Your belief system is largely unconscious and unexamined. Your stories are your survival mechanism. They arise in response to your belief system whose patterns of thought have likely been in place since your childhood. By adulthood, these stories and their underlying patterns can sometimes do more harm than good by distancing you from the reality of the experience itself.
It can be a difficult practice to regularly examine your thoughts and belief system and the stories that they have to tell you about your experiences, but it’s worth it. A lot of the really scary things that your stories have to say are simply not true and never come to pass. If you can teach yourself to recognize that fact in the middle of a stressful event, you’ll be in a better position to act instead of simply reacting.
Practice
In the last chapter you practiced observing your thoughts on a daily basis and in response to a predetermined daily cue. Now I’d like you to add to that practice the following suggestions:
- Observe your mind whenever you’re upset. What’s your mind saying? Try to identify the original thought that came into your mind and then see if you can recognize the story that came after. Ask yourself, “What’s the fact?” and then “What’s the story?” Ultimately, this may just be you stating, “Fact… . Story.” Write it down if that helps you to figure it out or makes it clearer for you.
- Observe your mind whenever you’re happy. What’s your mind saying now? Try to identify the original thought that came into your mind and then make a note of the story that came after.

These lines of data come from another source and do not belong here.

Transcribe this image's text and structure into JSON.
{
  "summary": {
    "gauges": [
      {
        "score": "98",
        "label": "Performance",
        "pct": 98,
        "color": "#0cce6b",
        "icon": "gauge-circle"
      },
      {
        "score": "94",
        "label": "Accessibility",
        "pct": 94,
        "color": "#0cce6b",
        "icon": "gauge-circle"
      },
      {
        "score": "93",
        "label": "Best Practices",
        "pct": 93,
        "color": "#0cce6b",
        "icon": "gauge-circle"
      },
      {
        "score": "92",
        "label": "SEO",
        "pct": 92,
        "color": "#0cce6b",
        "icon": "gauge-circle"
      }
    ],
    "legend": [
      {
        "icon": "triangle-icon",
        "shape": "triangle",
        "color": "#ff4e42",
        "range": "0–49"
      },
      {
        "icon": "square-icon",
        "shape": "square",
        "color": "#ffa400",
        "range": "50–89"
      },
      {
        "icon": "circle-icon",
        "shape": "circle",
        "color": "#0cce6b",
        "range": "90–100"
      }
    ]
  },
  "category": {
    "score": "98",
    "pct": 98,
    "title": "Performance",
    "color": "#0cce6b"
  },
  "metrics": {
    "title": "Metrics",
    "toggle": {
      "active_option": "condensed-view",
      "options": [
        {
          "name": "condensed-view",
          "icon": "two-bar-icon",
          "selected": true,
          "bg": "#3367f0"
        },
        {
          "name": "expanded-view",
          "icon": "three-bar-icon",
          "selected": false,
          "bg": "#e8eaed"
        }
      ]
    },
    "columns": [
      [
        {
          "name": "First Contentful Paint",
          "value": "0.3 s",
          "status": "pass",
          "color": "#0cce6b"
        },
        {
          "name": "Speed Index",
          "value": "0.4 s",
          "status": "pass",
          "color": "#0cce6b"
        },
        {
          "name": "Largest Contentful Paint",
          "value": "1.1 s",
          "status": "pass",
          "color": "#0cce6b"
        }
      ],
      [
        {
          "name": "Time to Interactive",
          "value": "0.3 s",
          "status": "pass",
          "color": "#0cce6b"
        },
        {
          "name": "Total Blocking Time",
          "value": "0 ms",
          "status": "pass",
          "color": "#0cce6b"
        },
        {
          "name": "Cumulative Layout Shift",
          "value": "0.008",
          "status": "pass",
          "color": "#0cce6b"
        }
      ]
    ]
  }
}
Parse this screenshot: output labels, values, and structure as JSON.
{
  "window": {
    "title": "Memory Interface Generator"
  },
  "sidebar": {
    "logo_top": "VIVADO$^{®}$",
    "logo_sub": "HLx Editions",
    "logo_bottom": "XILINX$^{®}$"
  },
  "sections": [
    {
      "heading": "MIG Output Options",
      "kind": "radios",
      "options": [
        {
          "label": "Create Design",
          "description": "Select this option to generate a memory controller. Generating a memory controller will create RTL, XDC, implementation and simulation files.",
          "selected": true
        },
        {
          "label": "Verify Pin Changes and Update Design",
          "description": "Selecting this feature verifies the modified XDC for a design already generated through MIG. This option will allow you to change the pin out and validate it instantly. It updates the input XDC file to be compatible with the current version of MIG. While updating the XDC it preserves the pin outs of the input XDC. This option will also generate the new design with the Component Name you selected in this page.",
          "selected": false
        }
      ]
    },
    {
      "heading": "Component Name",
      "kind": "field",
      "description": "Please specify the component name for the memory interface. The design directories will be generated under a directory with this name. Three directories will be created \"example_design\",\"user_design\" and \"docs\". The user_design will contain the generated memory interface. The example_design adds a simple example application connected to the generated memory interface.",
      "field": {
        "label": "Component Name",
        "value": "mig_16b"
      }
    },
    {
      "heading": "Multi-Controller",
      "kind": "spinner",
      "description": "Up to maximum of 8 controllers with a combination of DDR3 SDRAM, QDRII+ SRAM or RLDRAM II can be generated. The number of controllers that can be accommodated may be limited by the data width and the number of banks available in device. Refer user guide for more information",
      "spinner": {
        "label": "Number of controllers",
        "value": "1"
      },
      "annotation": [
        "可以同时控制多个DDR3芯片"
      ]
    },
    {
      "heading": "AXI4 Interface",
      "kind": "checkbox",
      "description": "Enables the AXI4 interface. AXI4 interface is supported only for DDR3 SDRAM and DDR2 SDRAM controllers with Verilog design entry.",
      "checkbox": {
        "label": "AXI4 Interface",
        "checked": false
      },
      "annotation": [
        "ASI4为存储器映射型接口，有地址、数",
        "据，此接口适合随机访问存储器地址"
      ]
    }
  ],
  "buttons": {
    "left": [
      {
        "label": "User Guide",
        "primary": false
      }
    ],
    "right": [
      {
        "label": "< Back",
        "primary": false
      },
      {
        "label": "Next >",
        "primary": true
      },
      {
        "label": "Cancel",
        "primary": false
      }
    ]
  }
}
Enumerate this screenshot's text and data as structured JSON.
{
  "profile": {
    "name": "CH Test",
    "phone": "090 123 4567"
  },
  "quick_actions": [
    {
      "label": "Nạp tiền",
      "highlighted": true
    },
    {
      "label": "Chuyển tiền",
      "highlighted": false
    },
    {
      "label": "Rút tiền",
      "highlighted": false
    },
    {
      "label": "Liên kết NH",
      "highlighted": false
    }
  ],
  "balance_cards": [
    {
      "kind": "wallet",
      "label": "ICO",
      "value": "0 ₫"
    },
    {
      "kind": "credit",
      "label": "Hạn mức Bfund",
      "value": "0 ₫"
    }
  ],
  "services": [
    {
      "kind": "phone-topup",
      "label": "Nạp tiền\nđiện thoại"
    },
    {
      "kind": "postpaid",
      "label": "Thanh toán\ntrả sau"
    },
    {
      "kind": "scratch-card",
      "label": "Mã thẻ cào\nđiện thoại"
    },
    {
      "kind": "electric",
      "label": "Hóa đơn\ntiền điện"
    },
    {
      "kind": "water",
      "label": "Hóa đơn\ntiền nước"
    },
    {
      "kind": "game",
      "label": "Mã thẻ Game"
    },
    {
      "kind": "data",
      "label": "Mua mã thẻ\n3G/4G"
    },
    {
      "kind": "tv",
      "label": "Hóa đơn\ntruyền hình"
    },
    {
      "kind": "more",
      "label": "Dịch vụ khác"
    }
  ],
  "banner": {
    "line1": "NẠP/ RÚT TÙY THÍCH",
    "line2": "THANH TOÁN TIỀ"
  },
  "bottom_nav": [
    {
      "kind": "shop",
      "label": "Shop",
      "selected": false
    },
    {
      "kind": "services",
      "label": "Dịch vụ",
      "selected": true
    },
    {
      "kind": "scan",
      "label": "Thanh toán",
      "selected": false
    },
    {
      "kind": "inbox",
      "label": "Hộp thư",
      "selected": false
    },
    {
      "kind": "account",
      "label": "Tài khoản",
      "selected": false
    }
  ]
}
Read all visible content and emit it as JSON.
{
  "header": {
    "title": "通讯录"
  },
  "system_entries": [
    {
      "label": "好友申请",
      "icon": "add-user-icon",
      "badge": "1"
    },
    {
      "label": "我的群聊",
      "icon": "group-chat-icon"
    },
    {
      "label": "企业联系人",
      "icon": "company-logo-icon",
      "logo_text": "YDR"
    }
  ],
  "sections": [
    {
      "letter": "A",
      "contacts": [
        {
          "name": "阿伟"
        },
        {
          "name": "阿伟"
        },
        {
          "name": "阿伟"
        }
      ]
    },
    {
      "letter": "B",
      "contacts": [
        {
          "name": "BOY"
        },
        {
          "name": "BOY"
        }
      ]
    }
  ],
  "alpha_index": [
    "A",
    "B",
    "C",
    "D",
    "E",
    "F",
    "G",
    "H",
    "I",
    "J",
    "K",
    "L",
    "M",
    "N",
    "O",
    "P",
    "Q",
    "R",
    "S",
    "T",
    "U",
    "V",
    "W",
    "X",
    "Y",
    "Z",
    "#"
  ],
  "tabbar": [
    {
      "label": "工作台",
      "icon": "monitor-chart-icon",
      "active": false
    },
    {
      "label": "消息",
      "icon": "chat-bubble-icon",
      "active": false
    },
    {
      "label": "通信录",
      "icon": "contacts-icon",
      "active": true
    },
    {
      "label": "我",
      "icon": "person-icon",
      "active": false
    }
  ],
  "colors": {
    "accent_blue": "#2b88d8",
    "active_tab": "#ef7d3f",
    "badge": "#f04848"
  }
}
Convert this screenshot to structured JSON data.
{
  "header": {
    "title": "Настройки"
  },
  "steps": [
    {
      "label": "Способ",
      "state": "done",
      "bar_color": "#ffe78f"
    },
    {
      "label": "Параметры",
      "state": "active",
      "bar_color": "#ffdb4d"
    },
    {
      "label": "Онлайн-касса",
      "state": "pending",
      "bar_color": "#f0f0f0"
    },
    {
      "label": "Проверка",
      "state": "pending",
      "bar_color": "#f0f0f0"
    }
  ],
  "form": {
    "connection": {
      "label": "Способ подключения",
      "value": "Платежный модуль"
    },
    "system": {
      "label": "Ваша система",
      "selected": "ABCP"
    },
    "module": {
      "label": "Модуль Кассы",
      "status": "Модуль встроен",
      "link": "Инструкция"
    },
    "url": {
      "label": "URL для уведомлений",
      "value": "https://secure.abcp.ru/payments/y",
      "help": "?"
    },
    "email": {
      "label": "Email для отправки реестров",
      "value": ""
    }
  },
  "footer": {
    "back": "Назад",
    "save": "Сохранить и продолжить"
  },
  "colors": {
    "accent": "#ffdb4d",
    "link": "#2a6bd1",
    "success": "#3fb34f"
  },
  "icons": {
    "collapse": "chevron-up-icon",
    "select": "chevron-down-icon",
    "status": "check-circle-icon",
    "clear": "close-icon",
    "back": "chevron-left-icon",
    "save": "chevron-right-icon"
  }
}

- Whenever you go outside, try to really experience the sensations of nature such as the wind blowing, the sound of thunder, or the feel of the rain. Listen to the sounds around you such as traffic, construction noise, voices, or bird song. See how your mind labels these experiences. Then try to refocus on the pure sensation that you’re experiencing and enjoy it for what it is. See if you can separate sensation from story.
- Sit in a park, or mall, or wherever people pass by and simply observe the story your mind tells about each passing individual. Even though you don’t know these people, your mind has created a judgment about them.
You’re teaching yourself to recognize your belief system in action and that’s always the first step in de-stressing. You’re on your way!
Summary
- You create stories around internal and external sensations.
- You react to situations in your life based on the stories around the event rather than the event itself.
- Your stories are changeable.
- Your stories are your own unique personal patterns of thought.
- Your stories are based on beliefs you learned from your parents, society, friends and role models.
- Many of these beliefs were first established in your childhood.
- These stories are often unconscious.
- Your stories distance you from the original actual experience and are not necessarily true.